Questions fréquemment posées (courtes)

Q: My site is classic WordPress with no Node front-end — am I affected?
A: If no Nuxt/Nitro components are in your stack, your direct exposure is minimal. But check developer tools, preview services, or CDNs used by your site for Nitro usage.

Q: I updated to 4.4.6 but still see suspicious scripts in cached pages — what next?
A: Purge caches across all tiers (edge, CDN, reverse proxy).

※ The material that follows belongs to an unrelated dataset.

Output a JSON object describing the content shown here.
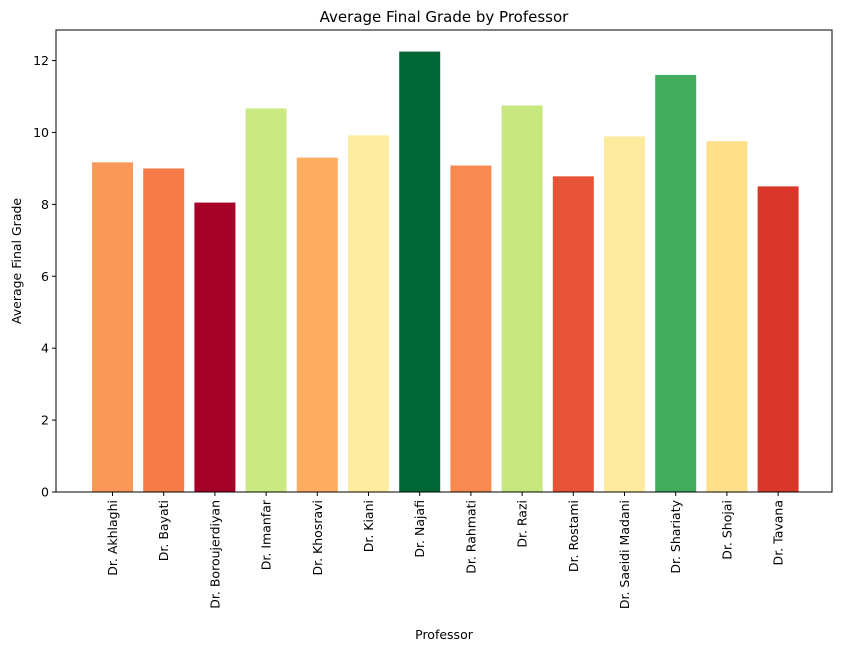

Update may not remove previously cached poisoned assets automatically.

Q: Can Content Security Policy fully mitigate this?
A: CSP reduces the impact of injected scripts but doesn’t solve cache poisoning. Use CSP + cache-control + patching for full mitigation.

Q : Quelle est l'urgence de cette mise à jour ?
A: It’s important: the exploit is low-severity on CVSS but can be used for scalable cache-poisoning attacks that affect many users. Prioritize patching if you run Nuxt/Nitro in any part of your delivery chain.


Recommandations finales — liste de contrôle priorisée

  1. Inventory: Search for Nitro/Nuxt usage across your site, CI, and hosting provider.
  2. Patch: Update @nuxt/nitro-server to 4.4.6+ everywhere it appears.
  3. Protect: Apply WAF rules and set Cache-Control/Vary headers to prevent shared cache usage for dynamic fragments.
  4. Purge: Clear caches at CDN and edge layers.
  5. Harden: Implement/strengthen CSP, sanitize server-rendered content, and ensure cache keys vary on user-sensitive headers.
  6. Automate: Add routine SCA scans and automated dependency updates to your pipeline.

If you’d like an operations playbook tailored to your WordPress hosting architecture (classic vs. headless vs. hybrid), our security team can map the steps to your stack and provide recommended WAF rule snippets and testing scripts you can run in staging before production rollout.